Oggi voglio raccontare una storia eccezionale, una storia di sopravvivenza. Una storia di coraggio, testardaggine quasi ma anche di molto coraggio. È la storia di Masami Yoshizawa. Masami ha 66 anni appena compiuti, all'epoca dell'incidente nucleare dieci anni fa conduceva assieme ad un socio questo grande allevamento di mucche Holstein fondato da suo padre. Il socio ha accettato un lauto immediato indennizzo e se n'è andato, lui è rimasto a difendere le sue mucche, trasformando in un simbolo della protesta antinucleare. Prima dell'incidente ce n'erano circa trecento, ora sono 233. Alcune sono morte ma molte sono nate dopo. Lui le conosce tutte, uno per uno, li chiama per nome e dà loro da mangiare roba prelibata. Bucce di ananas ad esempio che un importatore di Kawasaki suo supporter gli fa recapitare una volta a settimana. Il mio è un gesto di denuncia di ribellione. Non sono solo un superstite, sono anche un combattente. Questo è il mio esercito con il quale intendo difendere fino all'ultimo il diritto di dissenso. La nostra disperata sopravvivenza è la più efficace denuncia contro l'energia nucleare. Gli ho chiesto fino a quando ha intenzione di restare qui. Lui ha detto per sempre.

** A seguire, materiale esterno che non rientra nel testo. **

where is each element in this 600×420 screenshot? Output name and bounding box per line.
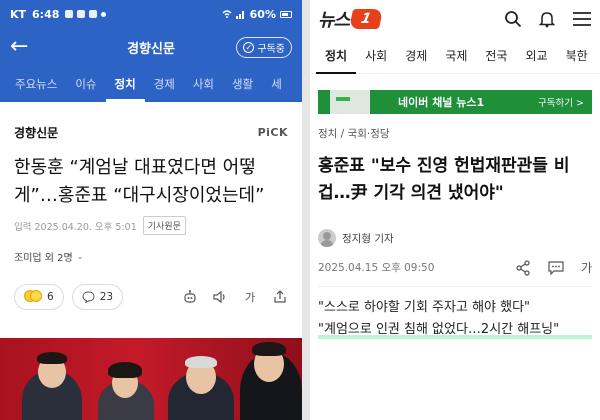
tab-nationwide[interactable]: 전국 bbox=[476, 38, 516, 74]
tab-politics[interactable]: 정치 bbox=[316, 38, 357, 74]
font-size-label: 가 bbox=[244, 291, 256, 304]
category-tabs: 주요뉴스 이슈 정치 경제 사회 생활 세 bbox=[0, 66, 302, 102]
tab-society[interactable]: 사회 bbox=[184, 66, 223, 102]
breadcrumb[interactable]: 정치 / 국회·정당 bbox=[310, 114, 600, 141]
font-size-button[interactable]: 가 bbox=[242, 289, 258, 305]
tab-diplomacy[interactable]: 외교 bbox=[516, 38, 556, 74]
tab-economy[interactable]: 경제 bbox=[396, 38, 436, 74]
news1-header: 뉴스 1 bbox=[310, 0, 600, 38]
tab-economy[interactable]: 경제 bbox=[145, 66, 184, 102]
header-icons bbox=[504, 10, 592, 28]
banner-text: 네이버 채널 뉴스1 bbox=[398, 96, 485, 109]
author-row[interactable]: 정지형 기자 bbox=[310, 207, 600, 247]
comment-icon bbox=[82, 291, 95, 303]
font-size-button[interactable]: 가 bbox=[581, 259, 592, 276]
search-icon[interactable] bbox=[504, 10, 522, 28]
clock-label: 6:48 bbox=[32, 7, 60, 21]
notification-icon bbox=[65, 10, 74, 18]
status-bar: KT 6:48 60% bbox=[0, 0, 302, 28]
article-tools: 가 bbox=[515, 259, 592, 276]
notification-icons bbox=[65, 10, 107, 18]
naver-channel-banner[interactable]: 네이버 채널 뉴스1 구독하기 > bbox=[318, 90, 592, 114]
tab-issue[interactable]: 이슈 bbox=[66, 66, 105, 102]
wifi-icon bbox=[222, 10, 232, 18]
comment-count: 23 bbox=[99, 291, 114, 303]
subheadline-line-2: "계엄으로 인권 침해 없었다…2시간 해프닝" bbox=[318, 319, 592, 341]
news1-category-tabs: 정치 사회 경제 국제 전국 외교 북한 bbox=[310, 38, 600, 74]
menu-icon[interactable] bbox=[572, 10, 592, 28]
share-icon[interactable] bbox=[515, 259, 531, 276]
publisher-name[interactable]: 경향신문 bbox=[14, 124, 58, 141]
robot-summary-icon[interactable] bbox=[182, 289, 198, 305]
battery-percent: 60% bbox=[249, 7, 276, 21]
news1-article-panel: 뉴스 1 정치 사회 경제 국제 전국 외교 북한 네이버 채널 뉴스1 구독하… bbox=[310, 0, 600, 420]
tab-life[interactable]: 생활 bbox=[223, 66, 262, 102]
tab-international[interactable]: 국제 bbox=[436, 38, 476, 74]
logo-badge: 1 bbox=[348, 9, 384, 29]
article-tools: 가 bbox=[182, 289, 288, 305]
article-meta: 입력 2025.04.20. 오후 5:01 기사원문 bbox=[0, 210, 302, 235]
chevron-down-icon: ⌄ bbox=[76, 252, 84, 261]
subscribe-button[interactable]: ✓ 구독중 bbox=[236, 36, 292, 58]
tab-world[interactable]: 세 bbox=[262, 66, 291, 102]
tab-politics[interactable]: 정치 bbox=[105, 66, 145, 102]
article-subheadline: "스스로 하야할 기회 주자고 해야 했다" "계엄으로 인권 침해 없었다…2… bbox=[310, 287, 600, 341]
tab-society[interactable]: 사회 bbox=[356, 38, 396, 74]
tab-main-news[interactable]: 주요뉴스 bbox=[6, 66, 66, 102]
author-row[interactable]: 조미덥 외 2명 ⌄ bbox=[0, 235, 302, 264]
subscribe-label: 구독중 bbox=[257, 43, 285, 55]
author-name: 조미덥 외 2명 bbox=[14, 253, 73, 264]
check-icon: ✓ bbox=[243, 41, 255, 53]
bell-icon[interactable] bbox=[538, 10, 556, 28]
avatar bbox=[318, 229, 336, 247]
speaker-icon[interactable] bbox=[212, 289, 228, 305]
reaction-count: 6 bbox=[47, 291, 54, 303]
screenshot-comparison: KT 6:48 60% ← 경향신문 ✓ 구독중 주요뉴스 이슈 정치 경제 사… bbox=[0, 0, 600, 420]
pick-badge: PiCK bbox=[257, 125, 288, 139]
mail-icon bbox=[77, 10, 86, 18]
app-bar: ← 경향신문 ✓ 구독중 bbox=[0, 28, 302, 66]
author-name: 정지형 기자 bbox=[342, 232, 394, 245]
comment-button[interactable]: 23 bbox=[71, 284, 124, 310]
message-icon bbox=[89, 10, 98, 18]
tab-north-korea[interactable]: 북한 bbox=[557, 38, 597, 74]
subheadline-line-1: "스스로 하야할 기회 주자고 해야 했다" bbox=[318, 300, 531, 315]
publish-date: 2025.04.15 오후 09:50 bbox=[318, 262, 435, 274]
subscribe-link[interactable]: 구독하기 > bbox=[538, 95, 584, 109]
dot-icon bbox=[101, 11, 107, 17]
reaction-button[interactable]: 6 bbox=[14, 284, 64, 310]
back-arrow-icon[interactable]: ← bbox=[10, 36, 34, 58]
signal-icon bbox=[235, 11, 244, 19]
news1-logo[interactable]: 뉴스 1 bbox=[318, 6, 384, 32]
publish-date: 입력 2025.04.20. 오후 5:01 bbox=[14, 221, 137, 233]
publisher-row: 경향신문 PiCK bbox=[0, 116, 302, 148]
phone-graphic bbox=[330, 90, 370, 114]
article-photo bbox=[0, 338, 302, 420]
kyunghyang-article-panel: KT 6:48 60% ← 경향신문 ✓ 구독중 주요뉴스 이슈 정치 경제 사… bbox=[0, 0, 302, 420]
article-headline: 홍준표 "보수 진영 헌법재판관들 비겁…尹 기각 의견 냈어야" bbox=[318, 156, 570, 203]
logo-text: 뉴스 bbox=[318, 10, 350, 31]
emoji-reaction-icon bbox=[24, 290, 42, 304]
panel-divider bbox=[302, 0, 310, 420]
original-article-button[interactable]: 기사원문 bbox=[142, 216, 186, 235]
article-headline: 한동훈 “계엄날 대표였다면 어떻게”…홍준표 “대구시장이었는데” bbox=[14, 157, 265, 206]
share-icon[interactable] bbox=[272, 289, 288, 305]
article-meta: 2025.04.15 오후 09:50 가 bbox=[310, 247, 600, 276]
battery-icon bbox=[280, 10, 292, 18]
article-actions: 6 23 가 bbox=[0, 264, 302, 310]
system-indicators: 60% bbox=[222, 8, 292, 21]
carrier-label: KT bbox=[10, 7, 27, 21]
comment-icon[interactable] bbox=[547, 260, 565, 276]
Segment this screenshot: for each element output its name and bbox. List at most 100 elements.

Voglio morire qui, voglio morire assieme le mie mucche. Anzi, spero che qualcuna mi sopravviva. Come io sono sopravvissuto a mio padre, che qui aveva uno dei primi grandi allevamenti di Holstein. Ho grande rispetto e ammirazione per voi italiani che avete deciso con un referendum l'uscita dal nucleare. Magari lo potessimo fare anche noi. Masami ha fatto scuola. L'anno scorso questa signora di Tokyo Satsuki Tani, 38 anni, ha lasciato tutto ed è andata in giro per la ex zona proibita a recuperare le mucche smarrite, ora ne ha 11. Posso fare una squadra di calcio, dice scherzando appena saputo che sono italiano, mentre ci racconta la sua storia. A questo punto vi chiederete, ma ci sono solo mucche radioattive? Ci sono anche capre e pecore, quelle di Yoshida San, ex dipendente proprio della Tepco, la società che gestisce la centrale, ma sono arrivate dopo il disastro. Ne parleremo in un'altra occasione, perché a differenza delle povere mucche loro sono il simbolo di speranza come la primavera che nonostante tutto, anche quest'anno comincia a sbocciare.